Côte à côte, les deux jeunes femmes se promenaient dans le jardin du Boulingrin. Juliette et son amie avaient, en effet, eu l'agréable idée de venir se promener en ce lieu magique et pourvu de verdures de toutes parts. Juliette aimait la nature et tout ce qu'elle pouvait contenir, ce qui n'était pas forcément l'avis de sa jeune amie qui sursautait à la seule vue d'un pigeon passant par là. Juliette, elle, souriait aimablement ne voulant en aucun cas offenser son amie par un rire moqueur. Elle n'était pas si vicieuse ni méchante. Cela faisait une heure que les jeunes femmes se promenaient et Juliette avait réussi à éviter avec aisance le sujet de son fiancé. Elle n'aimait certes pas mentir à ses proches mais elle n'avait absolument aucune envie de mentir au sujet de son fiancé … Alors, elle avait simplement nuancé ses propos. Elle n'avait pas eu de ses nouvelles depuis une semaine et Juliette s'en portait tout aussi bien. A la simple vu de son affreux visage, la jeune femme sentait la peur et la colère envahir chaque fibre de son corps. Elle n'avait jamais ressentie la haine ni la colère auparavant. Peut-être de vagues agacements mais ça c'était toujours arrêté là. A présent, en dehors du couvent où elle avait passé toute son enfance, la jeune femme avait bien vite découvert que sa vie n'allait pas être de tout repos …

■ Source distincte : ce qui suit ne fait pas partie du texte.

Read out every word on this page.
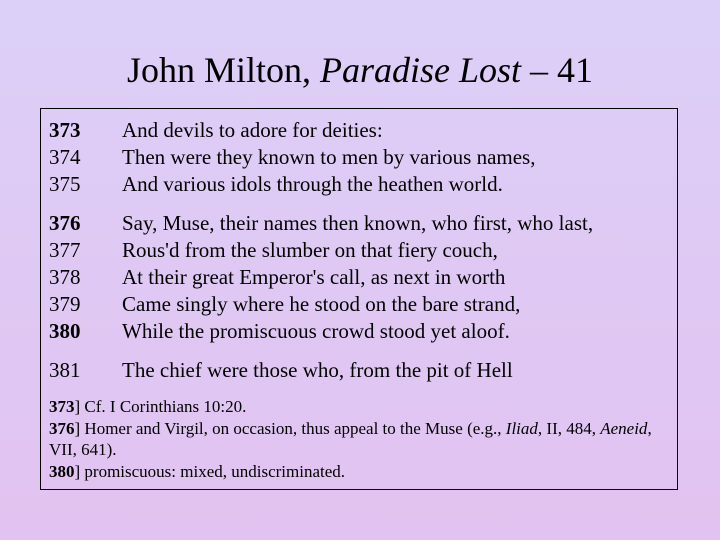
John Milton, Paradise Lost – 41
373	And devils to adore for deities:
374	Then were they known to men by various names,
375	And various idols through the heathen world.
376	Say, Muse, their names then known, who first, who last,
377	Rous'd from the slumber on that fiery couch,
378	At their great Emperor's call, as next in worth
379	Came singly where he stood on the bare strand,
380	While the promiscuous crowd stood yet aloof.
381	The chief were those who, from the pit of Hell
373] Cf. I Corinthians 10:20.
376] Homer and Virgil, on occasion, thus appeal to the Muse (e.g., Iliad, II, 484, Aeneid, VII, 641).
380] promiscuous: mixed, undiscriminated.
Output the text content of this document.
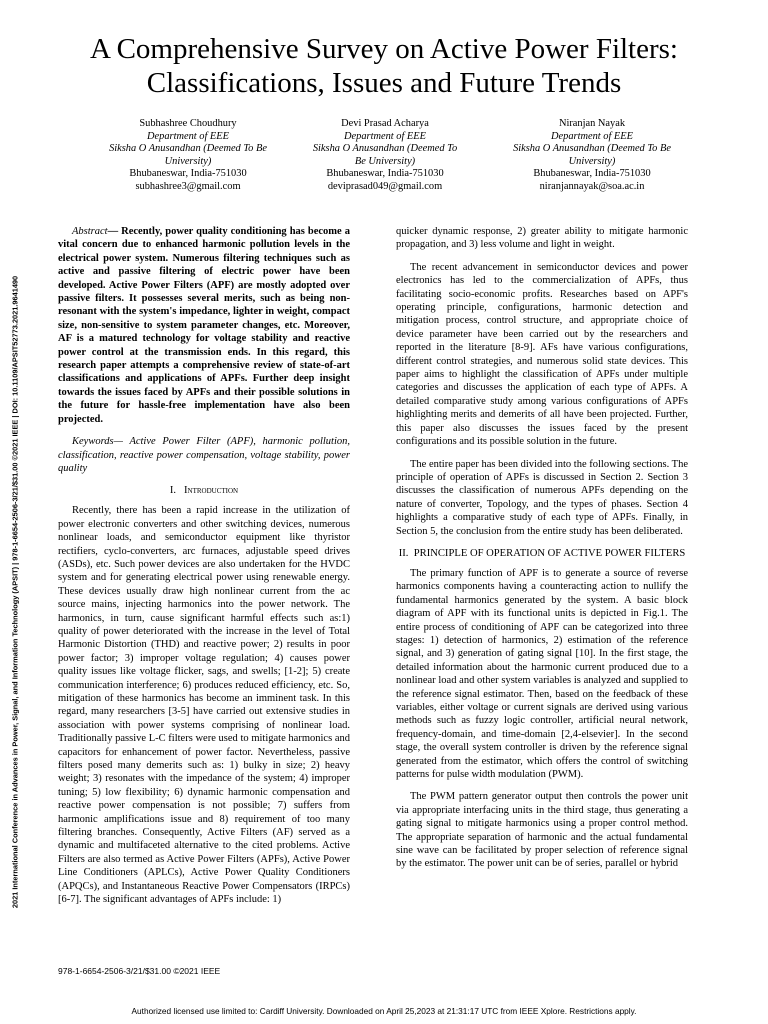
A Comprehensive Survey on Active Power Filters:
Classifications, Issues and Future Trends
Subhashree Choudhury
Department of EEE
Siksha O Anusandhan (Deemed To Be
University)
Bhubaneswar, India-751030
subhashree3@gmail.com
Devi Prasad Acharya
Department of EEE
Siksha O Anusandhan (Deemed To
Be University)
Bhubaneswar, India-751030
deviprasad049@gmail.com
Niranjan Nayak
Department of EEE
Siksha O Anusandhan (Deemed To Be
University)
Bhubaneswar, India-751030
niranjannayak@soa.ac.in
2021 International Conference in Advances in Power, Signal, and Information Technology (APSIT) | 978-1-6654-2506-3/21/$31.00 ©2021 IEEE | DOI: 10.1109/APSIT52773.2021.9641490

Abstract— Recently, power quality conditioning has become a vital concern due to enhanced harmonic pollution levels in the electrical power system. Numerous filtering techniques such as active and passive filtering of electric power have been developed. Active Power Filters (APF) are mostly adopted over passive filters. It possesses several merits, such as being non-resonant with the system's impedance, lighter in weight, compact size, non-sensitive to system parameter changes, etc. Moreover, AF is a matured technology for voltage stability and reactive power control at the transmission ends. In this regard, this research paper attempts a comprehensive review of state-of-art classifications and applications of APFs. Further deep insight towards the issues faced by APFs and their possible solutions in the future for hassle-free implementation have also been projected.

Keywords— Active Power Filter (APF), harmonic pollution, classification, reactive power compensation, voltage stability, power quality

I. Introduction

Recently, there has been a rapid increase in the utilization of power electronic converters and other switching devices, numerous nonlinear loads, and semiconductor equipment like thyristor rectifiers, cyclo-converters, arc furnaces, adjustable speed drives (ASDs), etc. Such power devices are also undertaken for the HVDC system and for generating electrical power using renewable energy. These devices usually draw high nonlinear current from the ac source mains, injecting harmonics into the power network. The harmonics, in turn, cause significant harmful effects such as:1) quality of power deteriorated with the increase in the level of Total Harmonic Distortion (THD) and reactive power; 2) results in poor power factor; 3) improper voltage regulation; 4) causes power quality issues like voltage flicker, sags, and swells; [1-2]; 5) create communication interference; 6) produces reduced efficiency, etc. So, mitigation of these harmonics has become an imminent task. In this regard, many researchers [3-5] have carried out extensive studies in association with power systems comprising of nonlinear load. Traditionally passive L-C filters were used to mitigate harmonics and capacitors for enhancement of power factor. Nevertheless, passive filters posed many demerits such as: 1) bulky in size; 2) heavy weight; 3) resonates with the impedance of the system; 4) improper tuning; 5) low flexibility; 6) dynamic harmonic compensation and reactive power compensation is not possible; 7) suffers from harmonic amplifications issue and 8) requirement of too many filtering branches. Consequently, Active Filters (AF) served as a dynamic and multifaceted alternative to the cited problems. Active Filters are also termed as Active Power Filters (APFs), Active Power Line Conditioners (APLCs), Active Power Quality Conditioners (APQCs), and Instantaneous Reactive Power Compensators (IRPCs) [6-7]. The significant advantages of APFs include: 1)

quicker dynamic response, 2) greater ability to mitigate harmonic propagation, and 3) less volume and light in weight.

The recent advancement in semiconductor devices and power electronics has led to the commercialization of APFs, thus facilitating socio-economic profits. Researches based on APF's operating principle, configurations, harmonic detection and mitigation process, control structure, and appropriate choice of device parameter have been carried out by the researchers and reported in the literature [8-9]. AFs have various configurations, different control strategies, and numerous solid state devices. This paper aims to highlight the classification of APFs under multiple categories and discusses the application of each type of APFs. A detailed comparative study among various configurations of APFs highlighting merits and demerits of all have been projected. Further, this paper also discusses the issues faced by the present configurations and its possible solution in the future.

The entire paper has been divided into the following sections. The principle of operation of APFs is discussed in Section 2. Section 3 discusses the classification of numerous APFs depending on the nature of converter, Topology, and the types of phases. Section 4 highlights a comparative study of each type of APFs. Finally, in Section 5, the conclusion from the entire study has been deliberated.

II. PRINCIPLE OF OPERATION OF ACTIVE POWER FILTERS

The primary function of APF is to generate a source of reverse harmonics components having a counteracting action to nullify the fundamental harmonics generated by the system. A basic block diagram of APF with its functional units is depicted in Fig.1. The entire process of conditioning of APF can be categorized into three stages: 1) detection of harmonics, 2) estimation of the reference signal, and 3) generation of gating signal [10]. In the first stage, the detailed information about the harmonic current produced due to a nonlinear load and other system variables is analyzed and supplied to the reference signal estimator. Then, based on the feedback of these variables, either voltage or current signals are derived using various methods such as fuzzy logic controller, artificial neural network, frequency-domain, and time-domain [2,4-elsevier]. In the second stage, the overall system controller is driven by the reference signal generated from the estimator, which offers the control of switching patterns for pulse width modulation (PWM).

The PWM pattern generator output then controls the power unit via appropriate interfacing units in the third stage, thus generating a gating signal to mitigate harmonics using a proper control method. The appropriate separation of harmonic and the actual fundamental sine wave can be facilitated by proper selection of reference signal by the estimator. The power unit can be of series, parallel or hybrid

978-1-6654-2506-3/21/$31.00 ©2021 IEEE
Authorized licensed use limited to: Cardiff University. Downloaded on April 25,2023 at 21:31:17 UTC from IEEE Xplore. Restrictions apply.
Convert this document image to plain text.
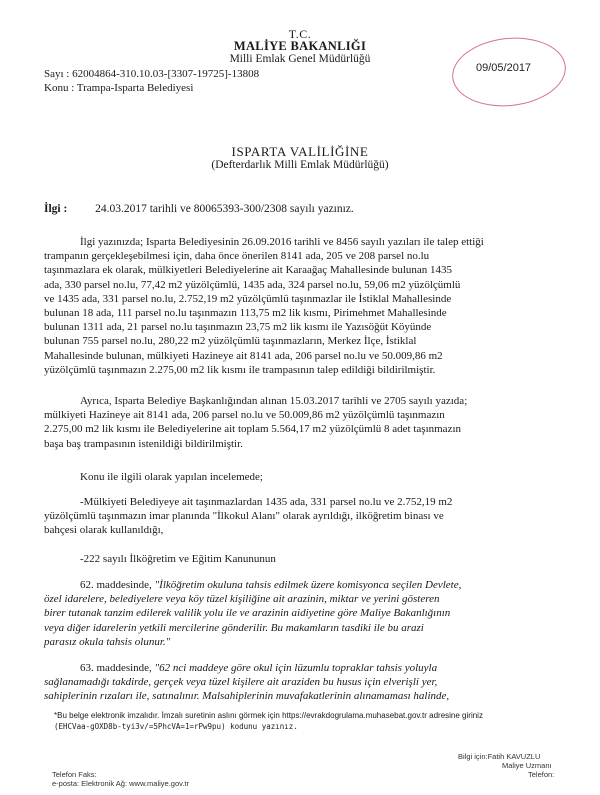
T.C.
MALİYE BAKANLIĞI
Milli Emlak Genel Müdürlüğü
Sayı : 62004864-310.10.03-[3307-19725]-13808
Konu : Trampa-Isparta Belediyesi
09/05/2017
ISPARTA VALİLİĞİNE
(Defterdarlık Milli Emlak Müdürlüğü)
İlgi : 24.03.2017 tarihli ve 80065393-300/2308 sayılı yazınız.
İlgi yazınızda; Isparta Belediyesinin 26.09.2016 tarihli ve 8456 sayılı yazıları ile talep ettiği
trampanın gerçekleşebilmesi için, daha önce önerilen 8141 ada, 205 ve 208 parsel no.lu
taşınmazlara ek olarak, mülkiyetleri Belediyelerine ait Karaağaç Mahallesinde bulunan 1435
ada, 330 parsel no.lu, 77,42 m2 yüzölçümlü, 1435 ada, 324 parsel no.lu, 59,06 m2 yüzölçümlü
ve 1435 ada, 331 parsel no.lu, 2.752,19 m2 yüzölçümlü taşınmazlar ile İstiklal Mahallesinde
bulunan 18 ada, 111 parsel no.lu taşınmazın 113,75 m2 lik kısmı, Pirimehmet Mahallesinde
bulunan 1311 ada, 21 parsel no.lu taşınmazın 23,75 m2 lik kısmı ile Yazısöğüt Köyünde
bulunan 755 parsel no.lu, 280,22 m2 yüzölçümlü taşınmazların, Merkez İlçe, İstiklal
Mahallesinde bulunan, mülkiyeti Hazineye ait 8141 ada, 206 parsel no.lu ve 50.009,86 m2
yüzölçümlü taşınmazın 2.275,00 m2 lik kısmı ile trampasının talep edildiği bildirilmiştir.
Ayrıca, Isparta Belediye Başkanlığından alınan 15.03.2017 tarihli ve 2705 sayılı yazıda;
mülkiyeti Hazineye ait 8141 ada, 206 parsel no.lu ve 50.009,86 m2 yüzölçümlü taşınmazın
2.275,00 m2 lik kısmı ile Belediyelerine ait toplam 5.564,17 m2 yüzölçümlü 8 adet taşınmazın
başa baş trampasının istenildiği bildirilmiştir.
Konu ile ilgili olarak yapılan incelemede;
-Mülkiyeti Belediyeye ait taşınmazlardan 1435 ada, 331 parsel no.lu ve 2.752,19 m2
yüzölçümlü taşınmazın imar planında "İlkokul Alanı" olarak ayrıldığı, ilköğretim binası ve
bahçesi olarak kullanıldığı,
-222 sayılı İlköğretim ve Eğitim Kanununun
62. maddesinde, "İlköğretim okuluna tahsis edilmek üzere komisyonca seçilen Devlete,
özel idarelere, belediyelere veya köy tüzel kişiliğine ait arazinin, miktar ve yerini gösteren
birer tutanak tanzim edilerek valilik yolu ile ve arazinin aidiyetine göre Maliye Bakanlığının
veya diğer idarelerin yetkili mercilerine gönderilir. Bu makamların tasdiki ile bu arazi
parasız okula tahsis olunur."
63. maddesinde, "62 nci maddeye göre okul için lüzumlu topraklar tahsis yoluyla
sağlanamadığı takdirde, gerçek veya tüzel kişilere ait araziden bu husus için elverişli yer,
sahiplerinin rızaları ile, satınalınır. Malsahiplerinin muvafakatlerinin alınamaması halinde,
*Bu belge elektronik imzalıdır. İmzalı suretinin aslını görmek için https://evrakdogrulama.muhasebat.gov.tr adresine giriniz
(EHCVaa-gOXD8b-tyi3v/=5PhcVA=1=rPw9pu) kodunu yazınız.
Telefon Faks:
e-posta: Elektronik Ağ: www.maliye.gov.tr
Bilgi için:Fatih KAVUZLU
Maliye Uzmanı
Telefon:
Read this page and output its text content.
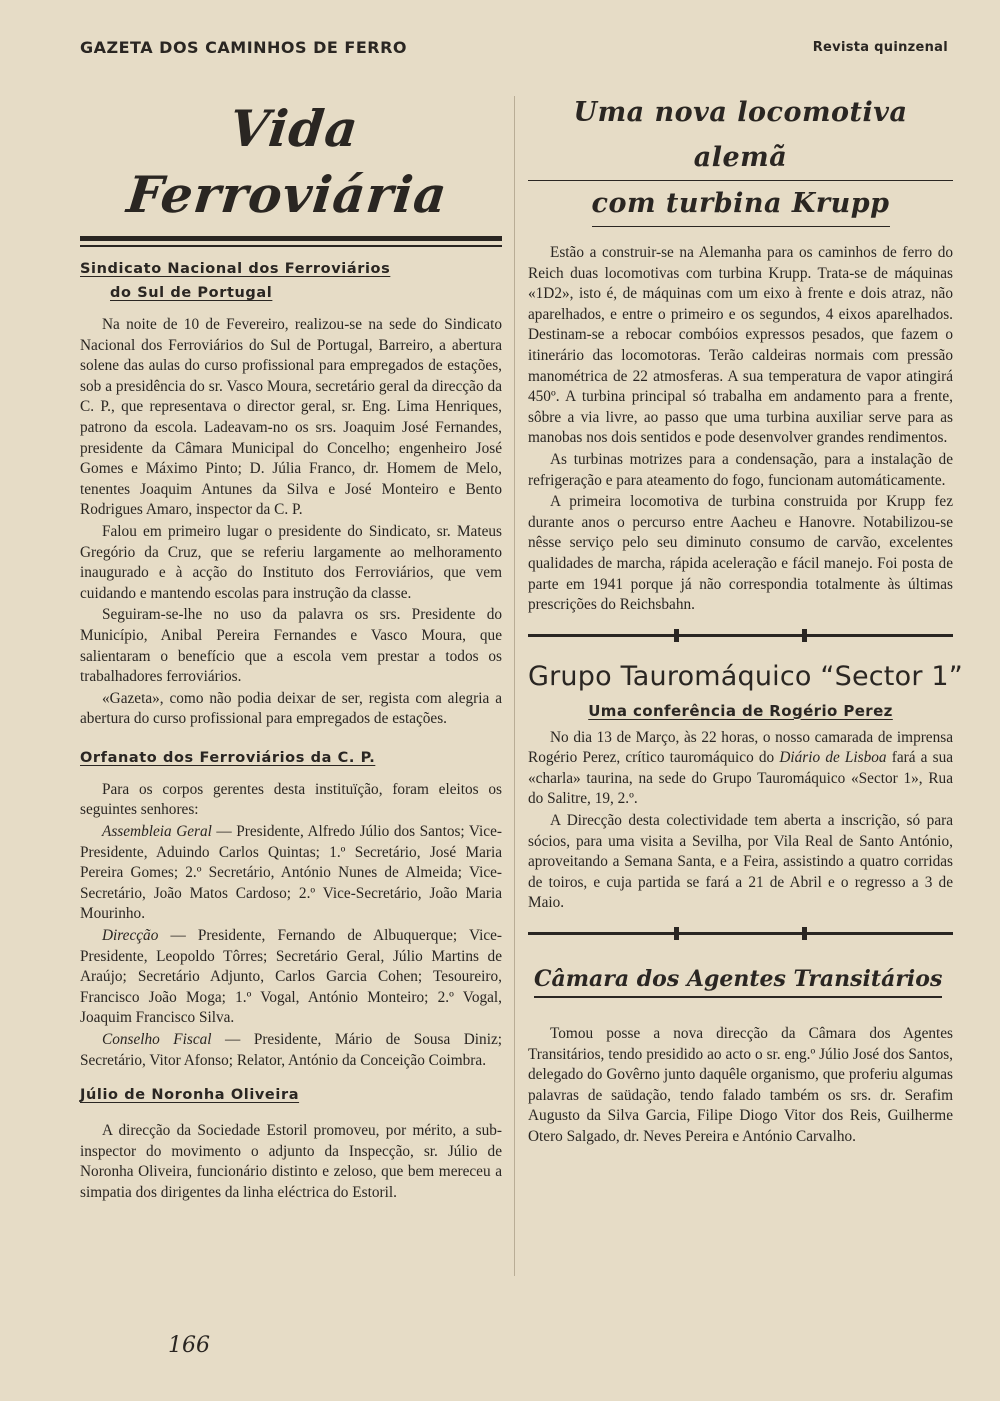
GAZETA DOS CAMINHOS DE FERRO	Revista quinzenal
Vida Ferroviária
Sindicato Nacional dos Ferroviários
do Sul de Portugal

Na noite de 10 de Fevereiro, realizou-se na sede do Sindicato Nacional dos Ferroviários do Sul de Portugal, Barreiro, a abertura solene das aulas do curso profissional para empregados de estações, sob a presidência do sr. Vasco Moura, secretário geral da direcção da C. P., que representava o director geral, sr. Eng. Lima Henriques, patrono da escola. Ladeavam-no os srs. Joaquim José Fernandes, presidente da Câmara Municipal do Concelho; engenheiro José Gomes e Máximo Pinto; D. Júlia Franco, dr. Homem de Melo, tenentes Joaquim Antunes da Silva e José Monteiro e Bento Rodrigues Amaro, inspector da C. P.

Falou em primeiro lugar o presidente do Sindicato, sr. Mateus Gregório da Cruz, que se referiu largamente ao melhoramento inaugurado e à acção do Instituto dos Ferroviários, que vem cuidando e mantendo escolas para instrução da classe.

Seguiram-se-lhe no uso da palavra os srs. Presidente do Município, Anibal Pereira Fernandes e Vasco Moura, que salientaram o benefício que a escola vem prestar a todos os trabalhadores ferroviários.

«Gazeta», como não podia deixar de ser, regista com alegria a abertura do curso profissional para empregados de estações.

Orfanato dos Ferroviários da C. P.

Para os corpos gerentes desta instituïção, foram eleitos os seguintes senhores:

Assembleia Geral — Presidente, Alfredo Júlio dos Santos; Vice-Presidente, Aduindo Carlos Quintas; 1.º Secretário, José Maria Pereira Gomes; 2.º Secretário, António Nunes de Almeida; Vice-Secretário, João Matos Cardoso; 2.º Vice-Secretário, João Maria Mourinho.

Direcção — Presidente, Fernando de Albuquerque; Vice-Presidente, Leopoldo Tôrres; Secretário Geral, Júlio Martins de Araújo; Secretário Adjunto, Carlos Garcia Cohen; Tesoureiro, Francisco João Moga; 1.º Vogal, António Monteiro; 2.º Vogal, Joaquim Francisco Silva.

Conselho Fiscal — Presidente, Mário de Sousa Diniz; Secretário, Vitor Afonso; Relator, António da Conceição Coimbra.

Júlio de Noronha Oliveira

A direcção da Sociedade Estoril promoveu, por mérito, a sub-inspector do movimento o adjunto da Inspecção, sr. Júlio de Noronha Oliveira, funcionário distinto e zeloso, que bem mereceu a simpatia dos dirigentes da linha eléctrica do Estoril.

Uma nova locomotiva alemã
com turbina Krupp

Estão a construir-se na Alemanha para os caminhos de ferro do Reich duas locomotivas com turbina Krupp. Trata-se de máquinas «1D2», isto é, de máquinas com um eixo à frente e dois atraz, não aparelhados, e entre o primeiro e os segundos, 4 eixos aparelhados. Destinam-se a rebocar combóios expressos pesados, que fazem o itinerário das locomotoras. Terão caldeiras normais com pressão manométrica de 22 atmosferas. A sua temperatura de vapor atingirá 450º. A turbina principal só trabalha em andamento para a frente, sôbre a via livre, ao passo que uma turbina auxiliar serve para as manobas nos dois sentidos e pode desenvolver grandes rendimentos.

As turbinas motrizes para a condensação, para a instalação de refrigeração e para ateamento do fogo, funcionam automáticamente.

A primeira locomotiva de turbina construida por Krupp fez durante anos o percurso entre Aacheu e Hanovre. Notabilizou-se nêsse serviço pelo seu diminuto consumo de carvão, excelentes qualidades de marcha, rápida aceleração e fácil manejo. Foi posta de parte em 1941 porque já não correspondia totalmente às últimas prescrições do Reichsbahn.

Grupo Tauromáquico “Sector 1”
Uma conferência de Rogério Perez

No dia 13 de Março, às 22 horas, o nosso camarada de imprensa Rogério Perez, crítico tauromáquico do Diário de Lisboa fará a sua «charla» taurina, na sede do Grupo Tauromáquico «Sector 1», Rua do Salitre, 19, 2.º.

A Direcção desta colectividade tem aberta a inscrição, só para sócios, para uma visita a Sevilha, por Vila Real de Santo António, aproveitando a Semana Santa, e a Feira, assistindo a quatro corridas de toiros, e cuja partida se fará a 21 de Abril e o regresso a 3 de Maio.

Câmara dos Agentes Transitários

Tomou posse a nova direcção da Câmara dos Agentes Transitários, tendo presidido ao acto o sr. eng.º Júlio José dos Santos, delegado do Govêrno junto daquêle organismo, que proferiu algumas palavras de saüdação, tendo falado também os srs. dr. Serafim Augusto da Silva Garcia, Filipe Diogo Vitor dos Reis, Guilherme Otero Salgado, dr. Neves Pereira e António Carvalho.

166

Sortie de ses pensées par la main que son amie posa sur son épaule, Juliette sortit de ses sombres songes.
-Je me dois d'y aller, ma chère amie. Malheureusement, un repas avec quelques amis de mon mari est prévu dans quelques heures. Je me dois d'être prête, dit-elle puis reprenant après un sourire, tu ne m'en voudras pas de t'abandonner ainsi ?
Juliette prit la main gantée de son amie et secoua doucement la tête.
-Ne t'en fait donc pas ! Mon carrosse m'attend devant le jardin et puis, j'ai bien envie de marcher encore un peu.
Sa jeune amie acquiesça sans un mot et lui dit au revoir. Sur ces mots, Juliette reprit son chemin. Le jardin était visité par un grand nombre de personnes ce jour-là mais cela ne dérangea point Juliette, qui partit vers un petit bosquet qui menait à un lieu où peu de mondes s'aventuraient. Rassemblant ses jupes de couleur mauve, elle s'avança jusqu'à une grande fontaine.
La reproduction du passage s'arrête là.